ROGERS FIELD, eldest son of Mr. Edwin Wilkins Field, solicitor, of London, was born in 1831, and was educated at University College School and University College, Gower Street, and graduated BA. London.

He was articled in 1853 to Mr. Thomas Wicksteed, under whom he was engaged on the Leicester sewerage and the Scarborough waterworks.

From 1859 to 1864 he was employed on drainage and reclamation works for Mr. Bailey Denton; and since the latter year he was in practice in Westminster-at first alone and latterly in partnership with Mr. A. T. Bean - as an Hydraulic and Drainage Engineer.

Mr. Field’s work was characterized by thoroughness and attention to detail; the science and practice of hydraulics had a peculiar fascination for him, and he was never so happy as when making, in the experimental laboratory attached to his offices, hydraulic investigations involving minute accuracy. He devoted himself with great energy to the practical application of the principles governing the sanitation of buildings, and did much to raise this important subject to a scientific level. The by-laws and regulations for house drainage framed by him in 1876 for the town of Uppingham were among the first of the kind; they attracted considerable attention, and were substantially adopted by the Local Government Board in their model by-laws of 1877 as to house drainage.

Mr. Field designed and superintended the construction of the water-supply, drainage, and sewage disposal arrangements of a number of public institutions, hospitals, asylums, schools and private residences throughout the country, including the drainage of Sandringham House and Bagshot Park. He was interested in the question of the drainage of agricultural land, and also in that of sewage disposal, and was in favour of sewage purification by application to land wherever practicable, by broad irrigation either over porous land or over specially prepared filtration-areas well under-drained. He was the inventor of Field’s engineering aneroid-barometer, having an adjustable scale which takes into account the variable temperature of the air. The principle of adjustment is that of shifting the altitude-scale according to the temperature of the air, and the scale having been set according to the temperature likely to prevail during the observations, it will be found that the readings will give at once the differences of elevation with great accuracy. In all questions relating to meteorology he was particularly interested, and paid much attention to rainfall, evaporation and percolation, and the movement of underground water, on which he contributed some valuable chapters to a work entitled, “Our Homes, and how to make them Healthy,” published in 1883.
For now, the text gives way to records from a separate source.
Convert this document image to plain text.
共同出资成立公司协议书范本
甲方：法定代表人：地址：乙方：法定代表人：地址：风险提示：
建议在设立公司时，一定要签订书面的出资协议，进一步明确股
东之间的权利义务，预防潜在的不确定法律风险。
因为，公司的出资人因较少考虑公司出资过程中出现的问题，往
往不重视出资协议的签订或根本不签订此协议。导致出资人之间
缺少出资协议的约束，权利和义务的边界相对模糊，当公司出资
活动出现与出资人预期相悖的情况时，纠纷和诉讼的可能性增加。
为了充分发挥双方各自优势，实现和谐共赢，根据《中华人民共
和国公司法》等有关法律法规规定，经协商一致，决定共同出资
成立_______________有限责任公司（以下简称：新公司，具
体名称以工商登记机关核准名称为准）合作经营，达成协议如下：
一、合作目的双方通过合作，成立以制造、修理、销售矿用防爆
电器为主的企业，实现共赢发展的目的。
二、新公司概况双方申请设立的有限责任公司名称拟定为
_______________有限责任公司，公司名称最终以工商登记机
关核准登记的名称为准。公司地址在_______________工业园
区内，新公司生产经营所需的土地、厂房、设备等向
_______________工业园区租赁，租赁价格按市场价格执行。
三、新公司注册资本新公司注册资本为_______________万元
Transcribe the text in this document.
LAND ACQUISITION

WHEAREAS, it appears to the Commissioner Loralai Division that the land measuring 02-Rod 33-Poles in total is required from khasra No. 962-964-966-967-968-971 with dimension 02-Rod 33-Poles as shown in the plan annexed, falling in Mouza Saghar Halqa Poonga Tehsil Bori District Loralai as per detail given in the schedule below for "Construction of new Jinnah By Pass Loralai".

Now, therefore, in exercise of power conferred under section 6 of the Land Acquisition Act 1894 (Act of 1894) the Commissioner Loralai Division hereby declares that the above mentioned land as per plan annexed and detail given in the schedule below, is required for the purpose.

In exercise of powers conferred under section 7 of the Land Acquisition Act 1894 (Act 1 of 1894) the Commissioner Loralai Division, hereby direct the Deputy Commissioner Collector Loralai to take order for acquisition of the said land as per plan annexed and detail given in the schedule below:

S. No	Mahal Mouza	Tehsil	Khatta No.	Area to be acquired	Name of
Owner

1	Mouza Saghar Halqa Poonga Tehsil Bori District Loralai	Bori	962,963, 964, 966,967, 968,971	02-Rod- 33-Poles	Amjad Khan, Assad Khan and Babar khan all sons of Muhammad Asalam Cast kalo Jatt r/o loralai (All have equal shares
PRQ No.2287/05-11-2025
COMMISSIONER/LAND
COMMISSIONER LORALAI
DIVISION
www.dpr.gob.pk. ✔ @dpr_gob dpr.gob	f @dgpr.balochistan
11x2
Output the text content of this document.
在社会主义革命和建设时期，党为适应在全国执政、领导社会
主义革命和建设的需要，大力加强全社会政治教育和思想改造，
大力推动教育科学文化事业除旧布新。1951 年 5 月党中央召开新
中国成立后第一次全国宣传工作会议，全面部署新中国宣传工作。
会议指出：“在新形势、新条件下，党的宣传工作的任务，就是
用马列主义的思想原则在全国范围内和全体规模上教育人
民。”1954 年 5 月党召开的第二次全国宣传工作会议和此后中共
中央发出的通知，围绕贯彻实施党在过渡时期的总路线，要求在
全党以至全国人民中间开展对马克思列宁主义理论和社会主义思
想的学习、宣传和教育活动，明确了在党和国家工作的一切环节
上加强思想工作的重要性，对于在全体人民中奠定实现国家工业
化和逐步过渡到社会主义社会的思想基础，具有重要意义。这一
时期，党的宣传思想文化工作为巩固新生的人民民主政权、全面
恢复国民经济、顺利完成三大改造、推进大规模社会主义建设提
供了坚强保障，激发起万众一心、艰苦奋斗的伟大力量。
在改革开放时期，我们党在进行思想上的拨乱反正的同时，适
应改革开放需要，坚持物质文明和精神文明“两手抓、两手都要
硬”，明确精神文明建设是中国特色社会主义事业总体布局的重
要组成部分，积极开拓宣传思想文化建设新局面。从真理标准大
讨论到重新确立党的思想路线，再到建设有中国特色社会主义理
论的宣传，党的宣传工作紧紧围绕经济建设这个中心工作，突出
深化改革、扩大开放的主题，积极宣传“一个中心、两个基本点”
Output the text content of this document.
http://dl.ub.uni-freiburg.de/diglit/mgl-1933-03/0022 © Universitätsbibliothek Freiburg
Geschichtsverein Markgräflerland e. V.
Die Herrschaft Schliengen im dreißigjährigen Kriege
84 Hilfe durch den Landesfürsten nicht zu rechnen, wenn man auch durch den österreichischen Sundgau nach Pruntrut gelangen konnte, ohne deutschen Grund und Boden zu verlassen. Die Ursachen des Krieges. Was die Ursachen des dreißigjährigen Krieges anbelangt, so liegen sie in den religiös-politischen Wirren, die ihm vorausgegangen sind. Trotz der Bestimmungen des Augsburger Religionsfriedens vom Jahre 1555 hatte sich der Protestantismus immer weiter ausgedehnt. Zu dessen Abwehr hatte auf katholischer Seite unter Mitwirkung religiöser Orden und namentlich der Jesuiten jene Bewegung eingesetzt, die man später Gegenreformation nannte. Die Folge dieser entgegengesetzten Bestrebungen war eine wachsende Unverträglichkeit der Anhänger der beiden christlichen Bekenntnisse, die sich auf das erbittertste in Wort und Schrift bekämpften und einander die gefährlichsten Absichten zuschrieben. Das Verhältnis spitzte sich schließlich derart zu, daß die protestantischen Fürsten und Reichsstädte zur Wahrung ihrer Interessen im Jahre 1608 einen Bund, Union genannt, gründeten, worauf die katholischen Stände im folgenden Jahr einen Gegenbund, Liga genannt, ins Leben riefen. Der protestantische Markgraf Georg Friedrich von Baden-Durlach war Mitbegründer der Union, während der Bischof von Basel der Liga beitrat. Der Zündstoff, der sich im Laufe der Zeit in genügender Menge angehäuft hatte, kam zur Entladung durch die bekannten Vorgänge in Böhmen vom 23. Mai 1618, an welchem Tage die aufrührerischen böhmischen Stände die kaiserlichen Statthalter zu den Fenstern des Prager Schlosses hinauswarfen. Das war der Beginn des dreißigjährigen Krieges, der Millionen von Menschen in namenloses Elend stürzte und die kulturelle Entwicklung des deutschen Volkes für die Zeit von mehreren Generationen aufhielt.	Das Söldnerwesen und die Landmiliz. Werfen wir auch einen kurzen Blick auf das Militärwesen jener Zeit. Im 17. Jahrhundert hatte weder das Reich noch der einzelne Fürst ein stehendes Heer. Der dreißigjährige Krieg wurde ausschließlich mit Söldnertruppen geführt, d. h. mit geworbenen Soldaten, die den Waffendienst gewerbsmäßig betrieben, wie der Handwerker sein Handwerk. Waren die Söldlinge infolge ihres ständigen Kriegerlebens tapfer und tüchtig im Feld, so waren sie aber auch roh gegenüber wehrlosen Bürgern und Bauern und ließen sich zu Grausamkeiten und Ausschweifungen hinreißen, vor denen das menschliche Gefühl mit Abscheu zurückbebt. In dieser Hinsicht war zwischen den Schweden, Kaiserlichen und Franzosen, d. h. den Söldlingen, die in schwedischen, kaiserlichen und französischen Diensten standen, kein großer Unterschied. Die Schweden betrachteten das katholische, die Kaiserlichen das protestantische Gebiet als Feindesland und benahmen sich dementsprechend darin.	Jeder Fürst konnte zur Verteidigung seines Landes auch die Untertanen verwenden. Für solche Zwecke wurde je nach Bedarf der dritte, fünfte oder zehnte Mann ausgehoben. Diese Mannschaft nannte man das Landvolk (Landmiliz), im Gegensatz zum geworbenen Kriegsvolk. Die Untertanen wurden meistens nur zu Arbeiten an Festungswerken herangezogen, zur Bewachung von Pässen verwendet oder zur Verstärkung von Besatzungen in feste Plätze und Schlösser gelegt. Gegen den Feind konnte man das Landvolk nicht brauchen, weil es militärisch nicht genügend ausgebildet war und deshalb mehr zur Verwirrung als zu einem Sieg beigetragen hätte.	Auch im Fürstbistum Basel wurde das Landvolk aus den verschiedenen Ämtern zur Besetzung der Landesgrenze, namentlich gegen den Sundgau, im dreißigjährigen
He drew up in 1892 a pamphlet issued by the Commissioners in Lunacy, entitled “Practical suggestions as to water-supply, drainage, and sewage disposal for Lunatic Asylums,” as a guide to Engineers and Surveyors having to deal with such matters.

Mr. Field carried out an extensive series of experiments on the working of siphons, resulting in the particular form of annular self-acting siphon which he invented and brought to a high standard of perfection. These siphons have, from their reliability in action, been very extensively used for flushing purposes in drainage and sewerage works in this country, and also in many places abroad, particularly in America, where they have been adopted in conjunction with the Waring system of sewage disposal of isolated establishments by means of a siphon-tank and sub-irrigation drains.

Mr. Field took great interest in the Parkes Museum of Hygiene and the Sanitary Institute, of the Council of which body he was an active member. For many years he was engaged in carrying out for that Institute an exhaustive series of experiments on air meters, cowls and terminals. He was one of the Judges at the International Medical and Sanitary Exhibition of 1881, and was on the Committee of the International Health Exhibition of 1884, and prepared the sections of the "Handbook on the Water-Supply and Disposal of Sewage of Country Houses," published by the Executive Council of that Exhibition.

Mr. Field died at his residence, Squire’s Mount, Hampstead, on the 28th March, 1900, aged 68.

He was elected an Associate of the Institution on the 9th January, 1866, and was transferred to the class of Members on the 29th May, 1877.